Мужчина снял цепочку и отворил дверь.
На нем были только спортивные трусы и кроссовки, больше ничего. Рост примерно пять футов восемь дюймов, сухощавый, лысеющий, белый, с темно-карими глазами, тонким носом и усами, черными, как и курчавые волосы на голой груди. Где-то в квартире работал вентилятор. Клинг слышал жужжание и ощущал легкий ветерок.
– Ну, заходите, – сказал мужчина. – Не поздновато ли для визитов, а?
– Извините, сэр, но нам приходится идти по следу, как только мы на него напали.
– А что за след? – поинтересовался мужчина. – Да вы проходите, проходите.
– Извините, сэр, – повторил Клинг, заходя в квартиру. – Вы...
Он справился со списком жильцов, переписанным внизу. Квартира 1-1 – М. Лукас.
– Вы – мистер Лукас?
– Ага, Майкл Лукас, – сказал мужчина, закрыл и запер дверь, и снова набросил цепочку.
Квартира представляла собой переделанное складское помещение, которое теперь, видимо, служило одновременно и жильем, и мастерской художника. У окон, выходящих на север, стоял мольберт. Снаружи чернело ночное небо. Большая абстрактная картина заполняла комнату своими кричащими цветами. У одной стены стояла кушетка, у стены напротив – плита и холодильник. Помещение было большое. Деревянные полы уляпаны краской. У третьей стены стоял стеллаж, на котором красовалось с десяток холстов, на первый взгляд уляпанных краской столь же беспорядочно, как и пол.
– Ну, так что же у вас за срочное дело? – спросил Лукас.
– Мы ищем девочку, сбежавшую из дома, – сказал Клинг и достал из блокнота фотографию. – К нам поступили сведения, что она, возможно, живет в этом доме. Вы ее когда-нибудь видели?

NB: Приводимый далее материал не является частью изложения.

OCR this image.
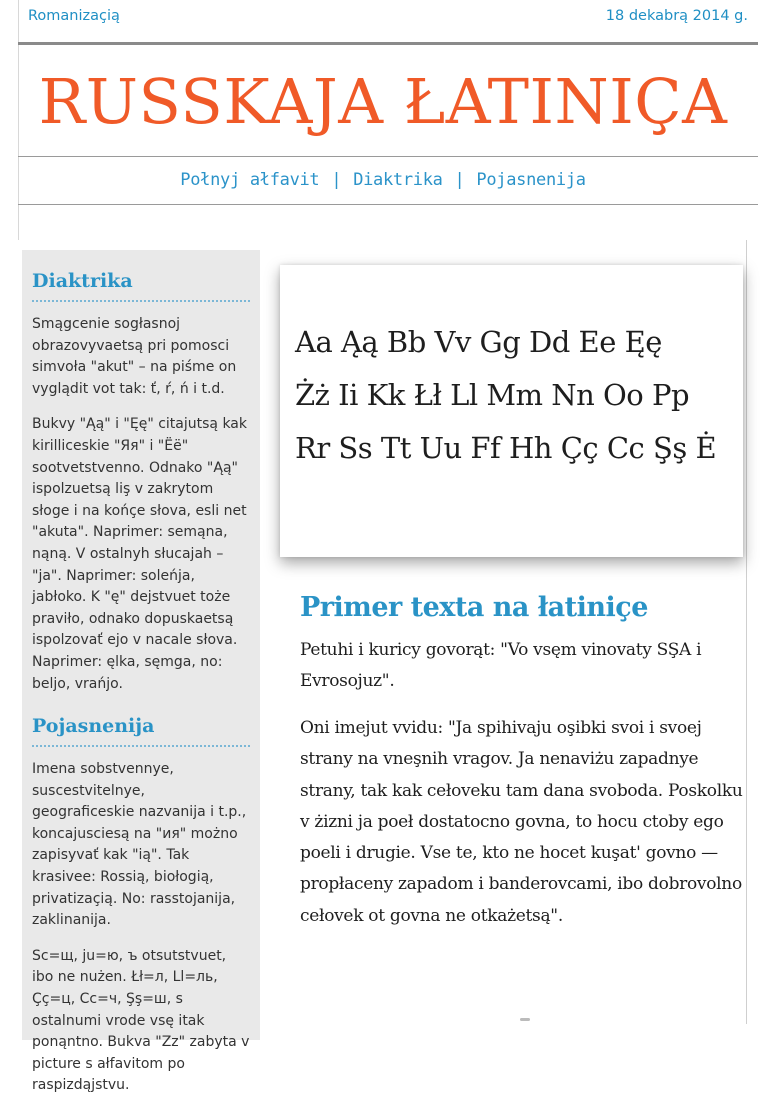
Romanizaçią	18 dekabrą 2014 g.
RUSSKAJA ŁATINIÇA
Połnyj ałfavit | Diaktrika | Pojasnenija
Diaktrika

Smągcenie sogłasnoj obrazovyvaetsą pri pomosci simvoła "akut" – na piśme on vyglądit vot tak: ť, ŕ, ń i t.d.

Bukvy "Ąą" i "Ęę" citajutsą kak kirilliceskie "Яя" i "Ëë" sootvetstvenno. Odnako "Ąą" ispolzuetsą liş v zakrytom słoge i na końçe słova, esli net "akuta". Naprimer: semąna, nąną. V ostalnyh słucajah – "ja". Naprimer: soleńja, jabłoko. K "ę" dejstvuet toże praviło, odnako dopuskaetsą ispolzovať ejo v nacale słova. Naprimer: ęlka, sęmga, no: beljo, vrańjo.

Pojasnenija

Imena sobstvennye, suscestvitelnye, geograficeskie nazvanija i t.p., koncajusciesą na "ия" możno zapisyvať kak "ią". Tak krasivee: Rossią, biołogią, privatizaçią. No: rasstojanija, zaklinanija.

Sc=щ, ju=ю, ъ otsutstvuet, ibo ne nużen. Łł=л, Ll=ль, Çç=ц, Cc=ч, Şş=ш, s ostalnumi vrode vsę itak ponąntno. Bukva "Zz" zabyta v picture s ałfavitom po raspizdąjstvu.

Aa Ąą Bb Vv Gg Dd Ee Ęę
Żż Ii Kk Łł Ll Mm Nn Oo Pp
Rr Ss Tt Uu Ff Hh Çç Cc Şş Ė
Primer texta na łatiniçe
Petuhi i kuricy govorąt: "Vo vsęm vinovaty SŞA i Evrosojuz".
Oni imejut vvidu: "Ja spihivaju oşibki svoi i svoej strany na vneşnih vragov. Ja nenaviżu zapadnye strany, tak kak cełoveku tam dana svoboda. Poskolku v żizni ja poeł dostatocno govna, to hocu ctoby ego poeli i drugie. Vse te, kto ne hocet kuşat' govno — propłaceny zapadom i banderovcami, ibo dobrovolno cełovek ot govna ne otkażetsą".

Лукас посмотрел на фотографию и сразу сказал:
– Нет.
– Вы здесь один живете, мистер Лукас? – спросил Клинг.
– А при чем тут это?
– Я хотел бы знать – быть может, кто-то еще из жильцов этой квартиры видел девочку.
– Я здесь живу один.
– Вы занимаете весь этаж, так?
– Да, весь этаж.
– Я вижу, вы художник...
– Стараюсь, по крайней мере.
– Хорошая картина, – сказал Клинг, кивая на мольберт.
– Спасибо.
– Вам для этой работы требуются натурщицы?
– Для какой? – спросил Лукас.
– Ну, знаете, для этой, как ее... нерепрезентативной. Это ведь так называется?